I first met LaRue (not her real name) in January at One Life LA, an annual pro-life march sponsored by the Catholic diocese of Los Angeles. It was the last place she ever expected to find herself.

"I grew up believing that religious people wanted to take away my bodily autonomy as a woman," says LaRue, a self-proclaimed lifelong "liberal Democrat" who describes herself as pro-choice and pro-gay marriage. Now, she regularly attends Catholic events as well as other conservative-coded gatherings like gun shows.
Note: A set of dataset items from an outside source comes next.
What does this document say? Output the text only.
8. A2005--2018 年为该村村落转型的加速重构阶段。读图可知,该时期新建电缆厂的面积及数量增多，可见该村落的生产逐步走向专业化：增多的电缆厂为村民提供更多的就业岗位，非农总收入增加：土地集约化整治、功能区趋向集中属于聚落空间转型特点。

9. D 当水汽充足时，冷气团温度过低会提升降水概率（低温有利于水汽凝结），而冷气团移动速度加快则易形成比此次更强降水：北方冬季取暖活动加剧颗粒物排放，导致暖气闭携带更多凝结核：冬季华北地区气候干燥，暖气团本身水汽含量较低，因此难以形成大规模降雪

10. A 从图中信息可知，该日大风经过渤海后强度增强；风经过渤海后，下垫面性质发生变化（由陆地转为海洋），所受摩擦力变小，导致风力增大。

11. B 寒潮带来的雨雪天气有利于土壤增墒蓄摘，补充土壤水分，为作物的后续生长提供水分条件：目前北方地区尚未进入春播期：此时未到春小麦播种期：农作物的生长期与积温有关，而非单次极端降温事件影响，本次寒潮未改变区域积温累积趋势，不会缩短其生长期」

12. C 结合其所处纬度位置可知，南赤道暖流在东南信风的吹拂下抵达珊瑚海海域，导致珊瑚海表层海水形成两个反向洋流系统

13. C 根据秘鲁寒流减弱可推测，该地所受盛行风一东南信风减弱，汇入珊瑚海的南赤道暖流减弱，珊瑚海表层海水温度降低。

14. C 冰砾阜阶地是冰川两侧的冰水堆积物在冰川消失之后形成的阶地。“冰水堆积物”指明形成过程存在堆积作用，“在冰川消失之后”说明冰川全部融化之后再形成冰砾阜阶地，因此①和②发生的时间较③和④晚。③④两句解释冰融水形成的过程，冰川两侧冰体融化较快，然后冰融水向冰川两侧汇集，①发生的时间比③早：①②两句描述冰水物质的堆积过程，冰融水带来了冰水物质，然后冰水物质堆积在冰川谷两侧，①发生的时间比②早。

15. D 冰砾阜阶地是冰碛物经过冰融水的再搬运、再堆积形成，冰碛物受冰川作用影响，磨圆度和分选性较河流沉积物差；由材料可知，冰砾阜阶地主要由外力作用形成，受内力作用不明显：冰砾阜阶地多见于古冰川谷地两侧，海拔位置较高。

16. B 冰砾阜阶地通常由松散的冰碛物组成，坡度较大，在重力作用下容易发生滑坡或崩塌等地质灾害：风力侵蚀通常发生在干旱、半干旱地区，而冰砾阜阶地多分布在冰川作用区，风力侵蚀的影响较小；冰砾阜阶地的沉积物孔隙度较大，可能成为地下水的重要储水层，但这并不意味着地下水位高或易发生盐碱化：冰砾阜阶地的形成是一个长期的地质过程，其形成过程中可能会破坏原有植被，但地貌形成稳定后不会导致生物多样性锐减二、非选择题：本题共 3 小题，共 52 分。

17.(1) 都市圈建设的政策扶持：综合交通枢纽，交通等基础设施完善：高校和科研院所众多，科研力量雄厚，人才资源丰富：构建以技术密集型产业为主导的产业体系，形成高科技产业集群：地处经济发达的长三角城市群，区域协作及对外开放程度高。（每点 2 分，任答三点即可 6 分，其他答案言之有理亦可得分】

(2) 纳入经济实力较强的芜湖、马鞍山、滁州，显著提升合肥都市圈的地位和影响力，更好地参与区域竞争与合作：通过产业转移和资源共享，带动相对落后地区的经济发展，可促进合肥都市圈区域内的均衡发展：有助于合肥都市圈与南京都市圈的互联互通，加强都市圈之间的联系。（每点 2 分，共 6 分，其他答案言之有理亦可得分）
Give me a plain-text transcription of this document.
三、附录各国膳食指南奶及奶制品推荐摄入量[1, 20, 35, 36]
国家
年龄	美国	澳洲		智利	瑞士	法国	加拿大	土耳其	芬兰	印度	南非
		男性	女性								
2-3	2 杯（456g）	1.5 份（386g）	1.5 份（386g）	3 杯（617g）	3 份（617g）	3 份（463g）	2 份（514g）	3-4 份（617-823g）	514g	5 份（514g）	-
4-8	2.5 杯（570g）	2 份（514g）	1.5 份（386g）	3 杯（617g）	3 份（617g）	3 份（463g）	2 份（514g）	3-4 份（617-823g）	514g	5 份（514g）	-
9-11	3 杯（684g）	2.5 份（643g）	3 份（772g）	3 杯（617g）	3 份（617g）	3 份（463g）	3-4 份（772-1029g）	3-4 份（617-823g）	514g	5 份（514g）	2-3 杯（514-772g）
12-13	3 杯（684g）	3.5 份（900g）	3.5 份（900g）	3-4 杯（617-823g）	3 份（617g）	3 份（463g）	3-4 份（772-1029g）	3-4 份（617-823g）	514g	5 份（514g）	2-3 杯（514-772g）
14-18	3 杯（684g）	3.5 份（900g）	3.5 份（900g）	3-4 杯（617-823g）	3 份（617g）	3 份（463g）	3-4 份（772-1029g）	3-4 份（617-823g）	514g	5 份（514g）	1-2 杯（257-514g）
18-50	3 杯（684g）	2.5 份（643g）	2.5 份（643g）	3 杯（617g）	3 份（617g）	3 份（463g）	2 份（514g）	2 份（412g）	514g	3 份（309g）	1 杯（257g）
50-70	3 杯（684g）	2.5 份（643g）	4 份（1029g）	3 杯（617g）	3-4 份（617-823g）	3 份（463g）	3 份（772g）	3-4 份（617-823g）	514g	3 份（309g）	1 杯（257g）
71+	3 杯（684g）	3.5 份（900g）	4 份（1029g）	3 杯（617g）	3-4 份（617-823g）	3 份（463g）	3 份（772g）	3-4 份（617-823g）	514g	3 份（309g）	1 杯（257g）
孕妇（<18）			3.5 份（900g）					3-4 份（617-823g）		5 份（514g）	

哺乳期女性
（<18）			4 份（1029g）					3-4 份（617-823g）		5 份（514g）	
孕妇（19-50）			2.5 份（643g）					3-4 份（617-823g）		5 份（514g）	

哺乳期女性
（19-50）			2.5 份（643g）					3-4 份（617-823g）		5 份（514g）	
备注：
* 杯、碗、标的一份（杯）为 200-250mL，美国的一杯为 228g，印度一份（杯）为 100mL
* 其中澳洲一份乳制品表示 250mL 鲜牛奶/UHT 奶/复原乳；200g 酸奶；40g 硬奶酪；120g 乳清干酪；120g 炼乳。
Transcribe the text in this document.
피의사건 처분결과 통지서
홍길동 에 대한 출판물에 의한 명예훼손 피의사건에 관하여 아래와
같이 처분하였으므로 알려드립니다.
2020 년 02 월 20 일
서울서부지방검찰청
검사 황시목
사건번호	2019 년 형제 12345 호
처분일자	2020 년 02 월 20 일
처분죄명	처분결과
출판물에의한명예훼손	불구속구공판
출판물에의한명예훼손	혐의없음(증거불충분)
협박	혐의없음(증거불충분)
She does so as part of her volunteer work gathering petition signatures for Protect Kids California, an organization seeking to introduce a statewide ballot initiative prohibiting the use of puberty blockers, cross-sex hormones, mastectomies, and genital surgeries for minors. The initiative would also bar biological males from competing in girls' sports or using girls' locker rooms as well as require schools to inform parents of children's mental health concerns identified in school settings, including gender-identification issues.

According to LaRue, she and her fellow Protect Kids activists quickly realized the benefit of reaching out across the ideological divide to people who "already get it."

The battle Protect Kids is fighting began with AB 1314, a proposed California state law mandating parental notification concerning any gender issues a child reports to teachers or other school employees. When that bill was struck down, its author, Bill Essayli, brought the idea directly to school boards. Those who implemented such notification measures found themselves embroiled in lawsuits filed by California Attorney General Rob Bonta.

Protect Kids then decided it would be more efficient to take the issue directly to the public in the form of a ballot initiative, which could be voted on as early as this November.

It is the attorney general who summarizes and titles ballot initiatives. In this case, Bonta's office came up with the "Restricts Rights of Transgender Youth" initiative. Protect Kids recently sued the AG to change the title to something more descriptive and less inflammatory.

Not long ago, LaRue would've maintained the typical "accepting" attitude towards trans individuals befitting a nice, affluent coastal liberal. It was when her high school-age daughter's soccer team faced off against a team with a trans-identified, biological male player that she started to dig deeper.

What she discovered shocked her — and compelled her to act. "Now I know what it's like to have a calling. If I can help in any way, shape, or form, and keep one person from taking their kid to a gender clinic and buying into it, I will do that. How am I going to feel if it continues to get worse and I didn't do anything?"

In her daily life, LaRue finds herself surrounded by the kind of people who angrily dismiss her views as "transphobia."

"I've realized it's really easy to say, 'In Nazi Germany, I would have been one of the ones helping people,'" she notes.

She also sees a lot of people going along to get along in order to avoid the consequences of this label. "We know someone whose kid just died, and the first thing the coroner asks is, 'What's his gender identity?' I would have punched him in the face."

As for the specialists most qualified to oppose gender ideology, "They're not standing up because they don't want to risk anything. They're just not doing the surgeries, and so they're letting somebody else do it."

All of this has given the non-religious LaRue newfound respect for the Christians she encounters in her activism. "They have the courage of their convictions in a time when it's unpopular."